# Day 28: Solving CA Problems with Graphs

Physics 11 I decided to have the kids jump right into solving problems with little guidance from me.  8 questions and 8 groups later, we were off to the races.  I was a bit surprised to see most groups first try to hunt and find equations to work with.  Lots of kids were pulling out their agendas, where they had seen a page with physics formulas on it.  I pretty much had to stop the work and point out that all we’ve used in the past few weeks are graphs, and that graphs would be the smart path forward for this task.

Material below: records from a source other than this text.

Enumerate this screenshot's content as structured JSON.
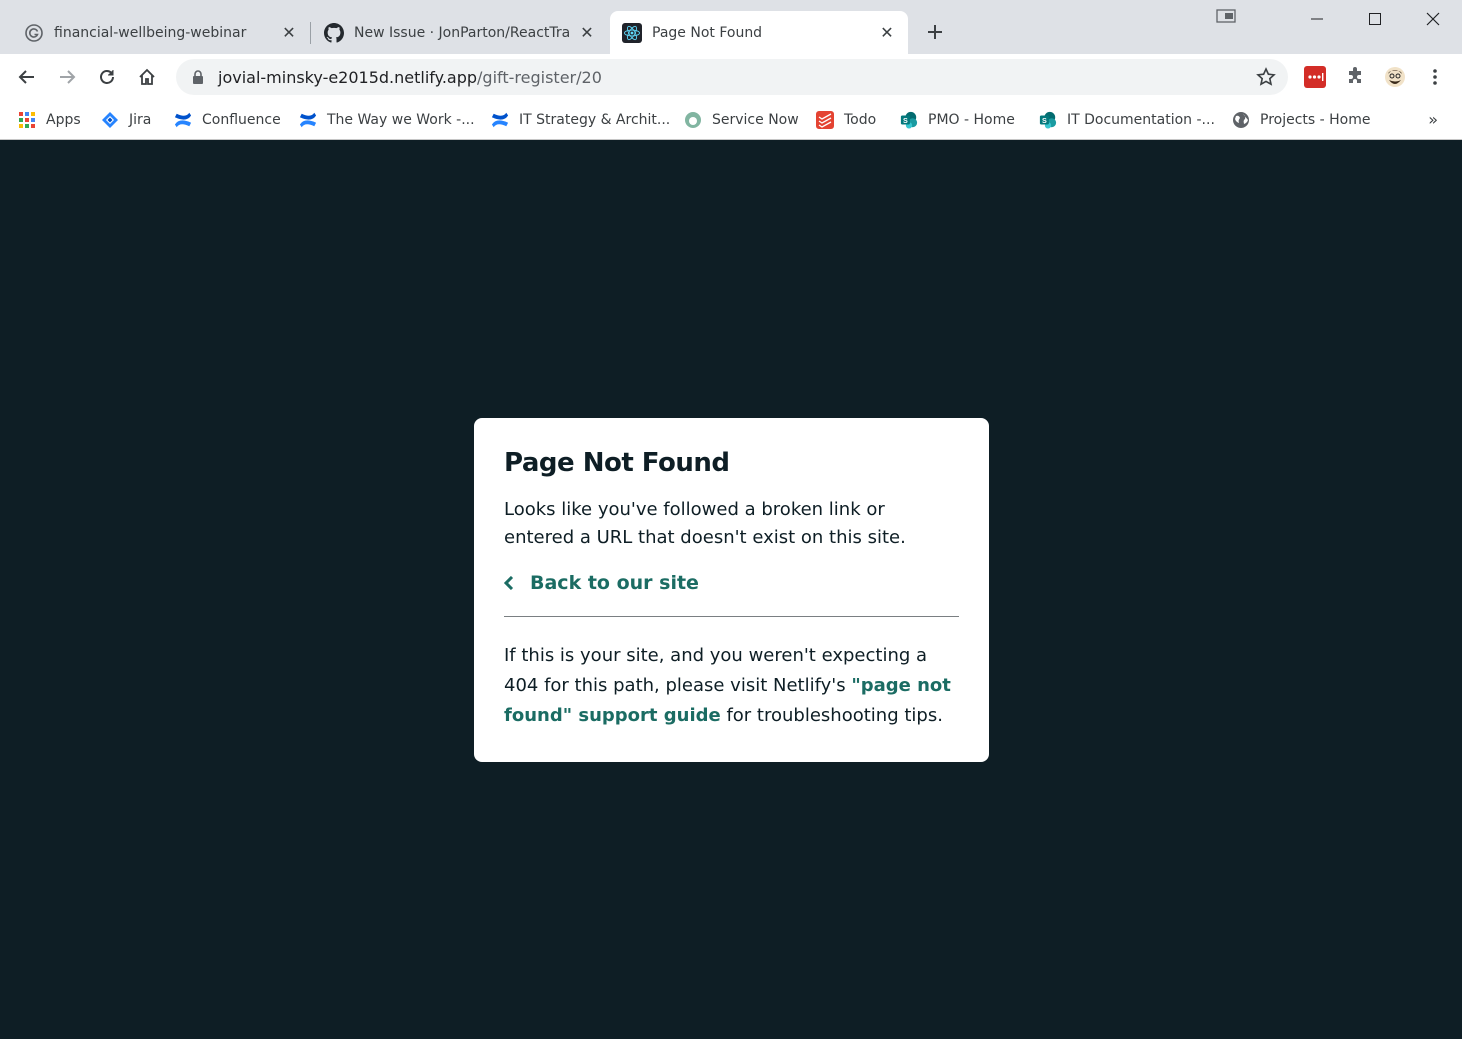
{
  "tabs": [
    {
      "title": "financial-wellbeing-webinar",
      "icon": "grammarly-icon",
      "active": false
    },
    {
      "title": "New Issue · JonParton/ReactTrain",
      "icon": "github-icon",
      "active": false
    },
    {
      "title": "Page Not Found",
      "icon": "react-icon",
      "active": true
    }
  ],
  "omnibox": {
    "host": "jovial-minsky-e2015d.netlify.app",
    "path": "/gift-register/20"
  },
  "bookmarks": [
    {
      "label": "Apps",
      "icon": "apps-grid-icon"
    },
    {
      "label": "Jira",
      "icon": "jira-icon"
    },
    {
      "label": "Confluence",
      "icon": "confluence-icon"
    },
    {
      "label": "The Way we Work -...",
      "icon": "confluence-icon"
    },
    {
      "label": "IT Strategy & Archit...",
      "icon": "confluence-icon"
    },
    {
      "label": "Service Now",
      "icon": "servicenow-icon"
    },
    {
      "label": "Todo",
      "icon": "todoist-icon"
    },
    {
      "label": "PMO - Home",
      "icon": "sharepoint-icon"
    },
    {
      "label": "IT Documentation -...",
      "icon": "sharepoint-icon"
    },
    {
      "label": "Projects - Home",
      "icon": "globe-icon"
    }
  ],
  "bookmarks_more": "»",
  "card": {
    "title": "Page Not Found",
    "message": "Looks like you've followed a broken link or entered a URL that doesn't exist on this site.",
    "back_link": "Back to our site",
    "footer_before": "If this is your site, and you weren't expecting a 404 for this path, please visit Netlify's ",
    "footer_link": "\"page not found\" support guide",
    "footer_after": " for troubleshooting tips."
  },
  "colors": {
    "page_bg": "#0e1e25",
    "link": "#1b6c63",
    "tabstrip_bg": "#dee1e6"
  }
}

In groups the students were pretty good with negotiating with slope and velocities.  Most groups needed some prodding to recall that the area under the curve on a velocity-time graph was displacement.  The 2nd photo above was a good example of students working through the issue of displacement.  The bottom photo, the group needed more prompting to get through their problem.  They were getting stuck with mixing up pythagorean theorem and the meaning of slope.  This was a good example of how changing the context of the question (instead of asking a graphing question, they were asked a kinematics word problem) can easily change how students apply their understanding.

The top photo shows how a few groups were approaching displacement.  When working with constant velocity, the area under the graph is calculated by finding the area of the rectangle.  When given increasing velocity, they no longer had a rectangle to work with.  Instead, they decided to break the triangle into smaller rectangular regions. I like seeing things like this because it shows problem solving skills, and I get to say that they are doing the same thing as calculus.  The group in the top photo initially started doing the problem by applying a formula, but when they got to displacement, they weren’t sure what to do.  So they decided to make a graph to see what they could find out.

Next day they will have a quiz, so I’m not sure how much time we’ll have to expand on problem solving.  I may just derive some formulas from their graphs, and model how I would expect a graph to be annotated as a means for demonstrating understanding.